Phages also have some advantages and disadvantages with stability. Because phages are simply made out of protein and sensitive to extremes in pH and temperature, compatibility issues with other treatments do occur, Gill says.
For example, if a processor wants to get rid of the phages, one could put a product through a heat treatment or pasteurization step, and the phages would be destroyed, Gill says. On the other end of the spectrum, phages may not work in frozen applications either. Phages also can’t exist with organic acids used in the beef industry.
“For pre-harvest and for post-harvest, the big issues for phages are, because they are biological, the host has to be in a particular state for them to really be most effective,” Gill says.
In turn, using phages in certain areas makes more sense than others. For example, if a processor is using them for food safety, particularly in later stages, then phages work best in minimally processed and fresh foods, where not many processing interventions are being used, Gill says.
While there aren’t a great number of challenges, in terms of live animals, it takes some time to develop any sort of safe and effective antibacterial and receive approval. “With phages, though, it will happen,” Ebner says.
Working with phages also will continue as the industry searches for ways to limit antibiotics in animal production and to aid fighting antibiotic-resistant bacteria.
“If antibiotics become unavailable or much more restricted, then it will really be beneficial to the industry to have a replacement for that and particularly because phages work fine on antibiotic-resistant bacteria,” Gill says.

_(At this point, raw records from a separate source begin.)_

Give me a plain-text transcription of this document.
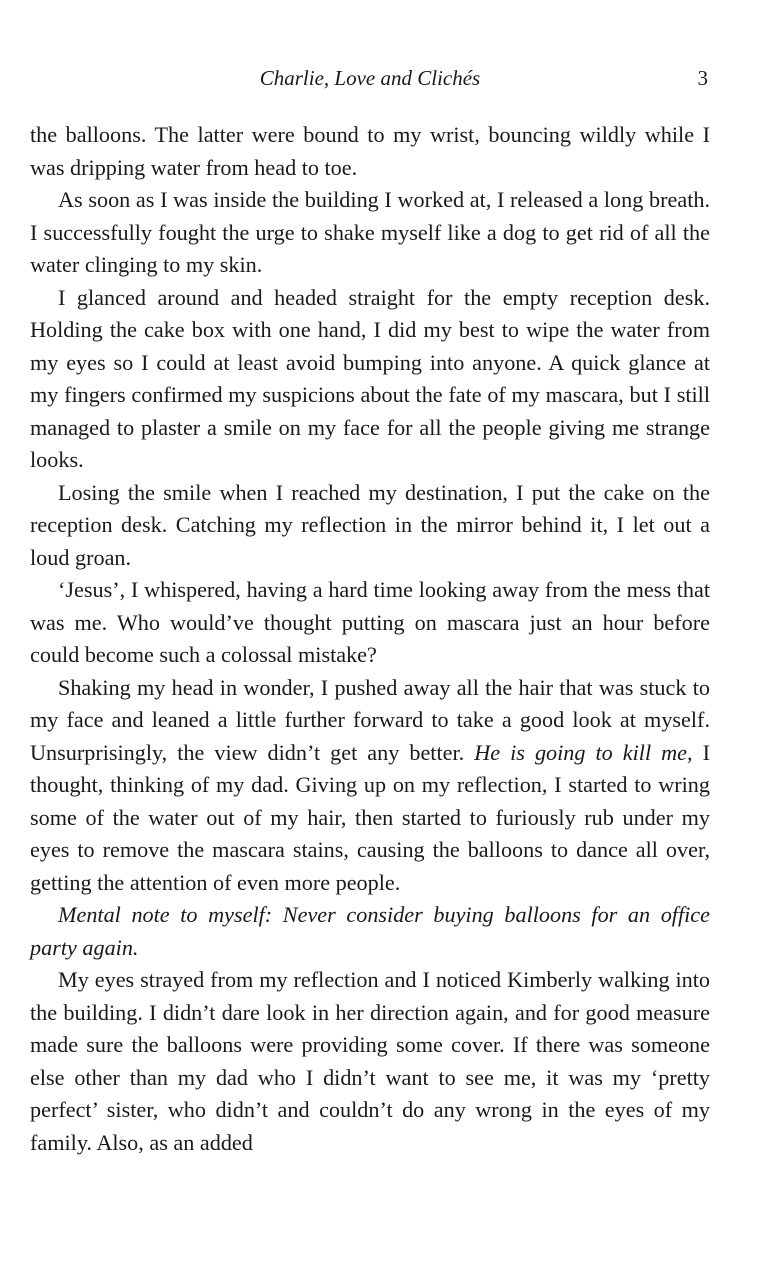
Charlie, Love and Clichés	3

the balloons. The latter were bound to my wrist, bouncing wildly while I was dripping water from head to toe.

As soon as I was inside the building I worked at, I released a long breath. I successfully fought the urge to shake myself like a dog to get rid of all the water clinging to my skin.

I glanced around and headed straight for the empty reception desk. Holding the cake box with one hand, I did my best to wipe the water from my eyes so I could at least avoid bumping into anyone. A quick glance at my fingers confirmed my suspicions about the fate of my mascara, but I still managed to plaster a smile on my face for all the people giving me strange looks.

Losing the smile when I reached my destination, I put the cake on the reception desk. Catching my reflection in the mirror behind it, I let out a loud groan.

‘Jesus’, I whispered, having a hard time looking away from the mess that was me. Who would’ve thought putting on mascara just an hour before could become such a colossal mistake?

Shaking my head in wonder, I pushed away all the hair that was stuck to my face and leaned a little further forward to take a good look at myself. Unsurprisingly, the view didn’t get any better. He is going to kill me, I thought, thinking of my dad. Giving up on my reflection, I started to wring some of the water out of my hair, then started to furiously rub under my eyes to remove the mascara stains, causing the balloons to dance all over, getting the attention of even more people.

Mental note to myself: Never consider buying balloons for an office party again.

My eyes strayed from my reflection and I noticed Kimberly walking into the building. I didn’t dare look in her direction again, and for good measure made sure the balloons were providing some cover. If there was someone else other than my dad who I didn’t want to see me, it was my ‘pretty perfect’ sister, who didn’t and couldn’t do any wrong in the eyes of my family. Also, as an added
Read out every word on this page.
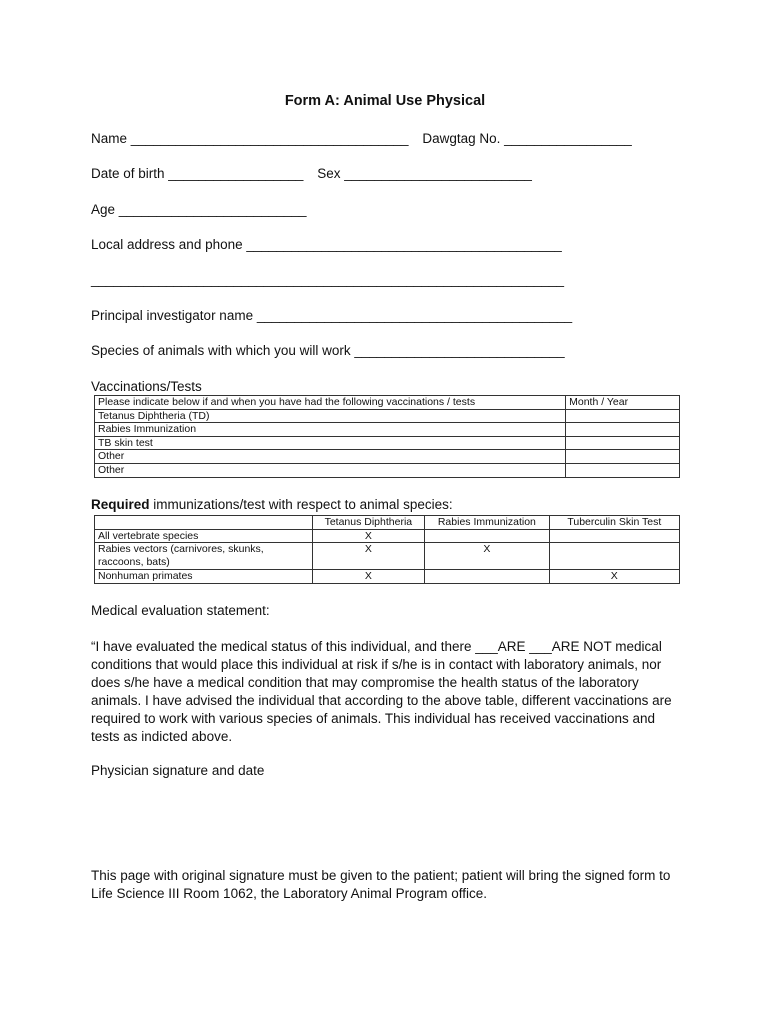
Form A: Animal Use Physical
Name _____________________________________ Dawgtag No. _________________
Date of birth __________________ Sex _________________________
Age _________________________
Local address and phone __________________________________________
_______________________________________________________________
Principal investigator name __________________________________________
Species of animals with which you will work ____________________________
Vaccinations/Tests
Please indicate below if and when you have had the following vaccinations / tests	Month / Year
Tetanus Diphtheria (TD)	
Rabies Immunization	
TB skin test	
Other	
Other	
Required immunizations/test with respect to animal species:
	Tetanus Diphtheria	Rabies Immunization	Tuberculin Skin Test
All vertebrate species	X		
Rabies vectors (carnivores, skunks, raccoons, bats)	X	X	
Nonhuman primates	X		X
Medical evaluation statement:
“I have evaluated the medical status of this individual, and there ___ARE ___ARE NOT medical conditions that would place this individual at risk if s/he is in contact with laboratory animals, nor does s/he have a medical condition that may compromise the health status of the laboratory animals. I have advised the individual that according to the above table, different vaccinations are required to work with various species of animals. This individual has received vaccinations and tests as indicted above.
Physician signature and date
This page with original signature must be given to the patient; patient will bring the signed form to Life Science III Room 1062, the Laboratory Animal Program office.
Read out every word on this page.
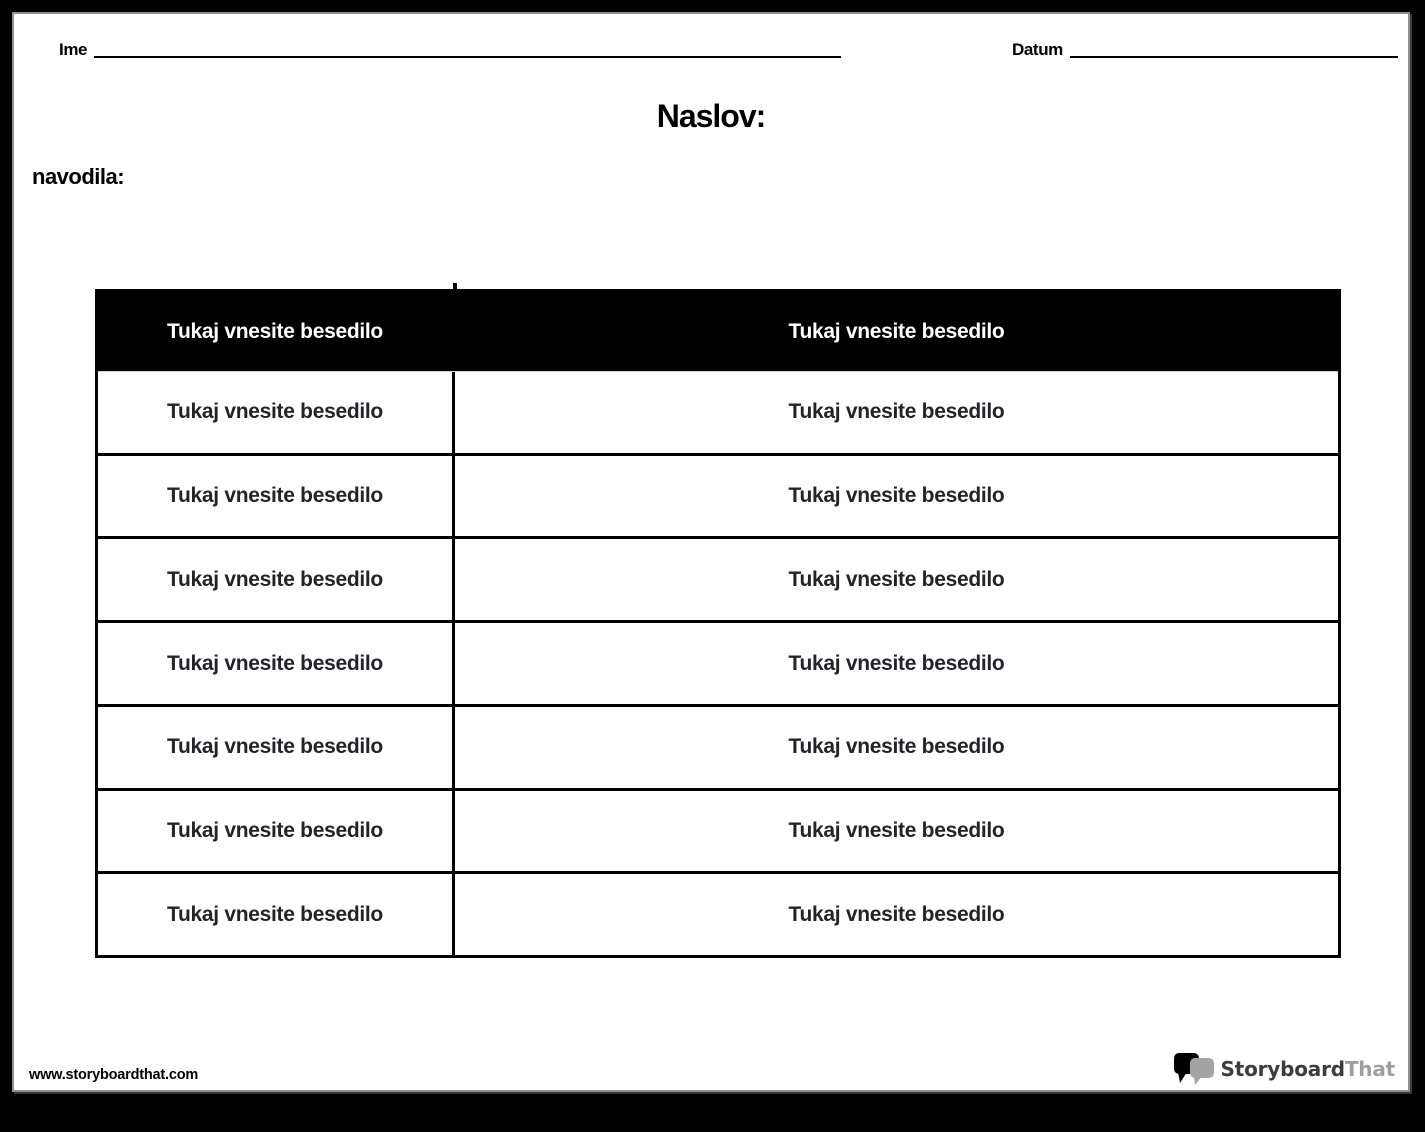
Ime	Datum
Naslov:
navodila:
Tukaj vnesite besedilo	Tukaj vnesite besedilo
Tukaj vnesite besedilo	Tukaj vnesite besedilo
Tukaj vnesite besedilo	Tukaj vnesite besedilo
Tukaj vnesite besedilo	Tukaj vnesite besedilo
Tukaj vnesite besedilo	Tukaj vnesite besedilo
Tukaj vnesite besedilo	Tukaj vnesite besedilo
Tukaj vnesite besedilo	Tukaj vnesite besedilo
Tukaj vnesite besedilo	Tukaj vnesite besedilo
www.storyboardthat.com	StoryboardThat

Another issue that phages will have to address is how bacteria change in the environment. Phages now are marketed like any other food safety intervention, Gills says. The phage market may need to evolve to be a subscription service where processors contract with a company to take care of, for example, Salmonella on a per-flock or per-plant basis.
“Because the bacteria you are trying to combat are out in the environment and they are out in the open world, the pathogens that are out there are constantly changing,” he says. “New bugs come in and old ones move out. You still are going to have to be constantly upgrading and updating your phage product to respond to what the current bacteria situation is out in the field.”
Huff believes the top challenges that bacteriophage have is industry acceptance along with increasing bacteriophage efficacy, learning how to most effectively administer bacteriophage products, and looking for novel applications for the use of bacteriophage.
“Most, if not all, bacteriophage work — they kill bacteria,” he says. “We simply need to understand how to use this vast potential.”